This bit of news could influence many colleges and programs:
The U.S. Department of Education intends to crack down on postsecondary career programs that can’t demonstrate that enough graduates have found “gainful employment,” a move some for-profit colleges say could cost thousands of students the opportunity for a better future.
Amid much controversy, the feds last year set new regulations for career training programs at public, nonprofit and for-profit institutions. In order to qualify for access to federal student aid, the programs must meet the new “gainful employment” requirements, which are designed to ensure graduates are in a position to earn enough money to pay back what they owe.

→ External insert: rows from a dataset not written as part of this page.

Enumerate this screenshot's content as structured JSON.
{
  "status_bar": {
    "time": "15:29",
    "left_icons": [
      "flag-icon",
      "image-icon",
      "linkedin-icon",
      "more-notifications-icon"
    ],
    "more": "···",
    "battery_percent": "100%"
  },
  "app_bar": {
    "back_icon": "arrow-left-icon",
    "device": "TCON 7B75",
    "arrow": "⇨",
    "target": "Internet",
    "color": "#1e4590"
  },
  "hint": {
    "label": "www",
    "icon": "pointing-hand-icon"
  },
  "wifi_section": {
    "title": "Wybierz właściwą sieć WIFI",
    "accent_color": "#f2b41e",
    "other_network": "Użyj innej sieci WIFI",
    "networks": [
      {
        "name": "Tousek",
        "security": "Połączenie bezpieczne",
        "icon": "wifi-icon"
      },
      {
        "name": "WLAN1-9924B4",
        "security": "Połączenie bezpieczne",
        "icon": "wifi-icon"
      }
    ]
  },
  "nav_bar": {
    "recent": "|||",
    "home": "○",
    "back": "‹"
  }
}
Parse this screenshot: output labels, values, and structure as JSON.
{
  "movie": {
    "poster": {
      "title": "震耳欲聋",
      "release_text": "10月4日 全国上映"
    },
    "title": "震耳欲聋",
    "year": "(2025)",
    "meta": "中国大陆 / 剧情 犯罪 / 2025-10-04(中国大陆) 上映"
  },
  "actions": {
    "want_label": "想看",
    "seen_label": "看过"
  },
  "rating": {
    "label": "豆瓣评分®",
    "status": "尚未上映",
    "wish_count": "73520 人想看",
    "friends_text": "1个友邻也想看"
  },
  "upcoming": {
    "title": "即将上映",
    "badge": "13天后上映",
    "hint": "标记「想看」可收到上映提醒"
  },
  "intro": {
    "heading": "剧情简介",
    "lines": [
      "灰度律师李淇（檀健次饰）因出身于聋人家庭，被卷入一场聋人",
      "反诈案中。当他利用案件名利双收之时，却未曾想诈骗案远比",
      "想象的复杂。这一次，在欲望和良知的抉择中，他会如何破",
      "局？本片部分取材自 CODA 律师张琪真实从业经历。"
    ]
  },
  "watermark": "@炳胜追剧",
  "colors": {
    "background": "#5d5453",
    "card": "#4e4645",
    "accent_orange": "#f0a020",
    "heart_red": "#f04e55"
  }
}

The career programs will be required to meet federal standards on three metrics: At least 35 percent of former students must be repaying their loans; the estimated annual loan payment must not exceed 12 percent of a typical graduate’s total earnings; and the estimated annual loan payment must not exceed 30 percent of the individual’s discretionary income.
For the first-round of evaluations, the feds looked at 3,695 programs in 1,336 schools, representing 43 percent of students in career training programs. Of those, 5 percent — 193 programs at 93 individual schools — fell short on all three metrics. Just 35 percent of the programs satisfied all of the regulation requirements.
“Career colleges have a responsibility to prepare people for jobs at a price they can afford,” Education Secretary Arne Duncan said. “Schools that cannot meet these very reasonable standards are on notice: Invest in your students’ success, or taxpayers can no longer invest in you.”
Inside Higher Ed has a concise breakdown of the feds’ list of campuses that fell short in all three areas. Among them are cosmetology academies, culinary schools, art colleges, and programs preparing students for careers in technology or health-related fields.